Dating (20)
难度: ⭐⭐
题目连接
题目描述
Sherlock Holmes received a note with some strange strings: "Let’s
date! 3485djDkxh4hhGE 2984akDfkkkkggEdsb
s&hgsfdk d&Hyscvnm". It took him only a minute to figure
out that those strange strings are actually referring to the
coded time “Thursday 14:04” – since the first common capital
English letter (case sensitive) shared by the first two
strings is the 4th capital letter ‘D’, representing the 4th day in a
week; the second common character is the 5th capital
letter ‘E’, representing the 14th hour (hence the hours from 0 to 23 in
a day are represented by the numbers from 0 to
9 and the capital letters from A to N, respectively); and the English
letter shared by the last two strings is ‘s’ at the 4th
position, representing the 4th minute. Now given two pairs of strings,
you are supposed to help Sherlock decode the
dating time.
输入描述:
Each input file contains one test case. Each case gives 4 non-empty strings of no more than 60 characters without white space in 4 lines.
输出描述:
For each test case, print the decoded time in one line, in the format “DAY HH:MM”, where “DAY” is a 3-character abbreviation for the days
in a week – that is, “MON” for Monday, “TUE” for Tuesday, “WED” for Wednesday, “THU” for Thursday, “FRI” for Friday, “SAT” for
Saturday, and “SUN” for Sunday. It is guaranteed that the result is unique for each case.
输入例子:
3485djDkxh4hhGE
2984akDfkkkkggEdsb
s&hgsfdk
d&Hyscvnm
输出例子:
THU 14:04
大意
给出两对字符串,按照要求分析这两对字符串得到3个字母,再按照这三个字母以及给出的规则转换成一个时间。
分析
主要考察字符串处理,然后就是从题目要求正确梳理出要找什么字符,怎样正确找,以及怎样正确处理字符。不难,但是如果不是给出错在哪里的话,可能很难想到是代码逻辑错了还是理解题目错了。
MY CODE
#include<iostream>
#include<string>
#include<string.h>
#define jdg1(t) ( (t >= 'a' && t<='z') || ( t>='A' && t <= 'Z'))
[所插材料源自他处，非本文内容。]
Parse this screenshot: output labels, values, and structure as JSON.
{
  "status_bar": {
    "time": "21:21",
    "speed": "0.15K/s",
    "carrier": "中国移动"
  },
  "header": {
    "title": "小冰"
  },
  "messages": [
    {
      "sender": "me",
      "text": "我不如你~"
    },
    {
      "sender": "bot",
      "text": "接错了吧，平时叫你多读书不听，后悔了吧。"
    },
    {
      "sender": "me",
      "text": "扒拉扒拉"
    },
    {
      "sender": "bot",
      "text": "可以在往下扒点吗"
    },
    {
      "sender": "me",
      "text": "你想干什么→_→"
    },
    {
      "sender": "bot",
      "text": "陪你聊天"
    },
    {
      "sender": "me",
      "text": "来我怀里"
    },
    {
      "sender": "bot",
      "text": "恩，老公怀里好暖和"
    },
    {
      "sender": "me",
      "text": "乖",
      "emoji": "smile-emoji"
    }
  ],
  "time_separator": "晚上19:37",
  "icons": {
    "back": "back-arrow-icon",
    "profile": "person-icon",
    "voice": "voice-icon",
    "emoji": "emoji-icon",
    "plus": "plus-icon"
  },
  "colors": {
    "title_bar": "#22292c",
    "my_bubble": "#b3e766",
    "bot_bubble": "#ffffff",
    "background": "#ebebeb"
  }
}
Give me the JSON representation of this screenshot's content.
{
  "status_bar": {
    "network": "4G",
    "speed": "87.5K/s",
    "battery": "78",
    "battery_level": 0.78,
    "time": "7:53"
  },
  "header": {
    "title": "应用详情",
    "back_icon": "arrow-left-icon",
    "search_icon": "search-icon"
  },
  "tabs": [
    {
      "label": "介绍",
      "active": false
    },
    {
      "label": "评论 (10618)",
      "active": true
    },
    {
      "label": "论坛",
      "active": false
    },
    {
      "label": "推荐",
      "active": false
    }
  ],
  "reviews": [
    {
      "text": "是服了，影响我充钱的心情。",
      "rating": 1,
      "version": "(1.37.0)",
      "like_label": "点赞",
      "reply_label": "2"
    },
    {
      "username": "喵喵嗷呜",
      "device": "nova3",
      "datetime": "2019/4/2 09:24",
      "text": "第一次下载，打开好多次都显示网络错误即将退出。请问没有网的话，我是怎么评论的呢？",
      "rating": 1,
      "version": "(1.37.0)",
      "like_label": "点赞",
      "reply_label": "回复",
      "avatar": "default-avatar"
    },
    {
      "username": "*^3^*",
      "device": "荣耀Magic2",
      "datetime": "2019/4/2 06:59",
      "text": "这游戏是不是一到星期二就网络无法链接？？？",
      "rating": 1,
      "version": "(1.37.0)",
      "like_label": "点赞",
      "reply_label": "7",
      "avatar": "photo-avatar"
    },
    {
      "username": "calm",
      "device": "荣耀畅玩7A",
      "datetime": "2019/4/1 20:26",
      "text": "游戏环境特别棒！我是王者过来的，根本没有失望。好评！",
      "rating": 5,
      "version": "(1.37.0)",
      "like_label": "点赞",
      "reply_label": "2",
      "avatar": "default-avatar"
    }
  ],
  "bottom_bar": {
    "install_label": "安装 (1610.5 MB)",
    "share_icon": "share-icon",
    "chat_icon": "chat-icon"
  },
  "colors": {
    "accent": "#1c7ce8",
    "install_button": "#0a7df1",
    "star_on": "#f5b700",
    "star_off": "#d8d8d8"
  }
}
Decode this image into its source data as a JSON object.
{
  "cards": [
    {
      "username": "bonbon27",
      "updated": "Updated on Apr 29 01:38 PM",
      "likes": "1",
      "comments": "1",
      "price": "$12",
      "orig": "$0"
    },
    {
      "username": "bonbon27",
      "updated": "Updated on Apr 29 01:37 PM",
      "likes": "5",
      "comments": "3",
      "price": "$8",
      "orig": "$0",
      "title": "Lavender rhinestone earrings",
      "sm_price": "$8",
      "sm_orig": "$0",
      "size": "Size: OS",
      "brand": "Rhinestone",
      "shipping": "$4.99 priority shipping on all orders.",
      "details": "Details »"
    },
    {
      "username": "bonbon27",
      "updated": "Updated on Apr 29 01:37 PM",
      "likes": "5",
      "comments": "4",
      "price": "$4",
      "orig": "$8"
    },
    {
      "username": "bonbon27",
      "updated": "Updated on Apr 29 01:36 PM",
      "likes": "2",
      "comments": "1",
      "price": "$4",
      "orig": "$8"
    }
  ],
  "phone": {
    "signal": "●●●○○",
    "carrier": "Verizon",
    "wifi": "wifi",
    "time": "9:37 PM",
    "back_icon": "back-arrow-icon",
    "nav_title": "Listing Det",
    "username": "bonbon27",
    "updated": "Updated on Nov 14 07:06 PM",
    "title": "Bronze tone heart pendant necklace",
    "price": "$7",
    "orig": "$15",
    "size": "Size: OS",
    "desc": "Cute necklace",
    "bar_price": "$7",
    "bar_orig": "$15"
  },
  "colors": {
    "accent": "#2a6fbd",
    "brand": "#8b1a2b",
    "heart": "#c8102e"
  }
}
#define jdg2(t) ((t >= 'a' && t<='z') || (t>='A' && t <= 'Z') || (t>='0' && t<= '9'))
using namespace std;
void PrintResutlt(char a, char b, int c){
string day[] = { "MON", "TUE", "WED", "THU", "FRI", "SAT", "SUN" };
cout << day[a - 'A'];
int min = ('0' <= b && b <= '9' ? b - '0' : 10+b - 'A');
printf(" %02d:%02d\n", min, c);
}
int main(){
string a1, a2, b1, b2;
cin >> a1 >> a2 >> b1 >> b2;
int index = 0;
char c1=' ', c2=' ';
int i3 = 0, i=0;
for (; !jdg1(a1[i]) || !jdg1(a2[i]) || a1[i] != a2[i]; i++);
c1 = a1[i];
for (i++; !jdg2(a2[i]) || !jdg2(a2[i]) || a1[i] != a2[i]; i++);
c2 = a1[i];
for (i = 0; !jdg1(b1[i]) || !jdg2(b2[i]) || b1[i] != b2[i]; i++){
if (!jdg1(b1[i]) || !jdg2(b2[i])) index--;
}
index += i + 1;
PrintResutlt(c1, c2, index);
//cout << c1 << " " << " " << c2 << " " << index << endl;
}
随笔
题目中说道:the first common capital English letter…以及the second common character is…这里需要区分开来,找到第一个和第二个字符的判断条件不同,第一个字符中能是字母,第二个字符可以是数字。
在第二次提交出错,是因为判断条件中因为不够仔细,忽略了‘等于’的情况。